Abílio Vanelli e Marcio Souza recorreram ao STF para pedir a anulação da eleição da Mesa Diretora; caso a ação seja acolhida, a Câmara poderá ter que realizar um novo pleito
A Câmara Municipal de Coxim poderá ser obrigada a realizar uma nova eleição para a Mesa Diretora do biênio 2027-2028 caso o Supremo Tribunal Federal (STF) acolha uma ação protocolada pelos vereadores Abílio Junior Vanelli e Marcio Barbosa de Souza. O processo, que até então não havia sido divulgado publicamente, foi revelado nesta terça-feira pelo vereador e futuro presidente da Casa, Maurício Helpis, durante entrevista concedida a uma emissora de rádio do município.

A ação questiona a eleição realizada em 20 de outubro de 2025, quando os vereadores escolheram antecipadamente a Mesa Diretora que assumirá os trabalhos no biênio 2027-2028. Os autores sustentam que a votação contrariou decisões recentes do STF sobre o momento adequado para esse tipo de eleição e pedem que o pleito seja anulado. O processo foi distribuído ao ministro Dias Toffoli e ainda não possui decisão liminar ou julgamento de mérito.

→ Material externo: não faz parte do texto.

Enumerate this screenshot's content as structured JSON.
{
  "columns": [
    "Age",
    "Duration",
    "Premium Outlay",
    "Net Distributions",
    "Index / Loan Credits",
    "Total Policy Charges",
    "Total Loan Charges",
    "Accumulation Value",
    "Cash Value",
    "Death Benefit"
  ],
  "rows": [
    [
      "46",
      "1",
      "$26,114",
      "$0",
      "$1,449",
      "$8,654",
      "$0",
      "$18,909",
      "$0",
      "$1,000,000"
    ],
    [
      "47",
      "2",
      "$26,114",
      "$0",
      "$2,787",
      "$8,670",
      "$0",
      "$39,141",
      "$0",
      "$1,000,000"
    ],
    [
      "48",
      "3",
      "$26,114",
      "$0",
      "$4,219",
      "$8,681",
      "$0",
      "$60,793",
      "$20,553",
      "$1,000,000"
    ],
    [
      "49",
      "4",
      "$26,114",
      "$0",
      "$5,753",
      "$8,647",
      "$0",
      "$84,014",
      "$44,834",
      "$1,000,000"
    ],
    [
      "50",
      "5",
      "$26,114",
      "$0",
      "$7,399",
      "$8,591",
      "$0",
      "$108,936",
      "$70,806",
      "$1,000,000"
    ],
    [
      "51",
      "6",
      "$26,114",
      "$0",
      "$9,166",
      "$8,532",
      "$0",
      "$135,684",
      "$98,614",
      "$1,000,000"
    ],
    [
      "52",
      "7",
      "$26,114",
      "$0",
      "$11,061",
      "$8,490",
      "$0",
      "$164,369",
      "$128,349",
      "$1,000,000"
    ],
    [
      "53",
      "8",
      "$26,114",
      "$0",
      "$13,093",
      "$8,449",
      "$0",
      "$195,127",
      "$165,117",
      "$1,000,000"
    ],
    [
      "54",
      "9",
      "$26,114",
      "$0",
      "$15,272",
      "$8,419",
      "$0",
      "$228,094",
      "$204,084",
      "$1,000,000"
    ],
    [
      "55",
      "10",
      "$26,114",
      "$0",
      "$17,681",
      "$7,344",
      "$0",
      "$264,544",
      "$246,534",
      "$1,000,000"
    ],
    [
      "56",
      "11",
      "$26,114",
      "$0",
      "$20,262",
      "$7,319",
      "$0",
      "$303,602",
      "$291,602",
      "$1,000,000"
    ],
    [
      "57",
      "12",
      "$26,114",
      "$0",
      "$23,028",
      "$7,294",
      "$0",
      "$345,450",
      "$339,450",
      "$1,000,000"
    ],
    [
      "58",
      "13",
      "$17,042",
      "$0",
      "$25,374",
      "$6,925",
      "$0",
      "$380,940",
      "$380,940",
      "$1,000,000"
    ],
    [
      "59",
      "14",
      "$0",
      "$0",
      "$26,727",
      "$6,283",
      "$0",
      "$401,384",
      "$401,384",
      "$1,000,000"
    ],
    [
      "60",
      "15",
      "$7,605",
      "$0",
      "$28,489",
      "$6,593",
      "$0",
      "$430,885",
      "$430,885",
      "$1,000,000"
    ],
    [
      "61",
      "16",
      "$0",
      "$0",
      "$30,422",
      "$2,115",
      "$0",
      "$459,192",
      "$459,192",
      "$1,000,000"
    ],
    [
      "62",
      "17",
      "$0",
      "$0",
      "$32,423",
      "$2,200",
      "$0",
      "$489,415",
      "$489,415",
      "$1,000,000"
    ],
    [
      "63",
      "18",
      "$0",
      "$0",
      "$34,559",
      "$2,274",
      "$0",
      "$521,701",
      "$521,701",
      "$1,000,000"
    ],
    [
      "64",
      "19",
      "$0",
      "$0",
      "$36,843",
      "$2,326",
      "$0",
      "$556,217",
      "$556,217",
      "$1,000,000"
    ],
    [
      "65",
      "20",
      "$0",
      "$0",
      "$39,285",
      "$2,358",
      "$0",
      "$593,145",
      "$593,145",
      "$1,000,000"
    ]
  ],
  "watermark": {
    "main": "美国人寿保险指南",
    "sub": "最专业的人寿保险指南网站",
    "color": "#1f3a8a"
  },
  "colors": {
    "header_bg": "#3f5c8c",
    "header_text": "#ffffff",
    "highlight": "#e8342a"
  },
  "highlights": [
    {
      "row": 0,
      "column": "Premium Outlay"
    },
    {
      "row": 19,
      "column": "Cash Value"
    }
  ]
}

Durante a entrevista, Maurício Helpis afirmou que a eleição observou todas as regras previstas no Regimento Interno da Câmara vigentes à época e criticou a iniciativa dos parlamentares que recorreram ao Supremo.
"Nós cumprimos todo o Regimento Interno. Tinha assinatura da maioria dos vereadores para antecipar a eleição, fizemos a votação dentro das regras. Agora o próprio Márcio era vice-presidente e não aceitou a derrota. Tanto ele quanto o vereador Abílio entraram com essa ação no STF", declarou o presidente da Câmara.
Segundo Maurício, todos os procedimentos previstos no Regimento foram respeitados durante o processo eleitoral interno, razão pela qual entende que o resultado da eleição deve ser mantido.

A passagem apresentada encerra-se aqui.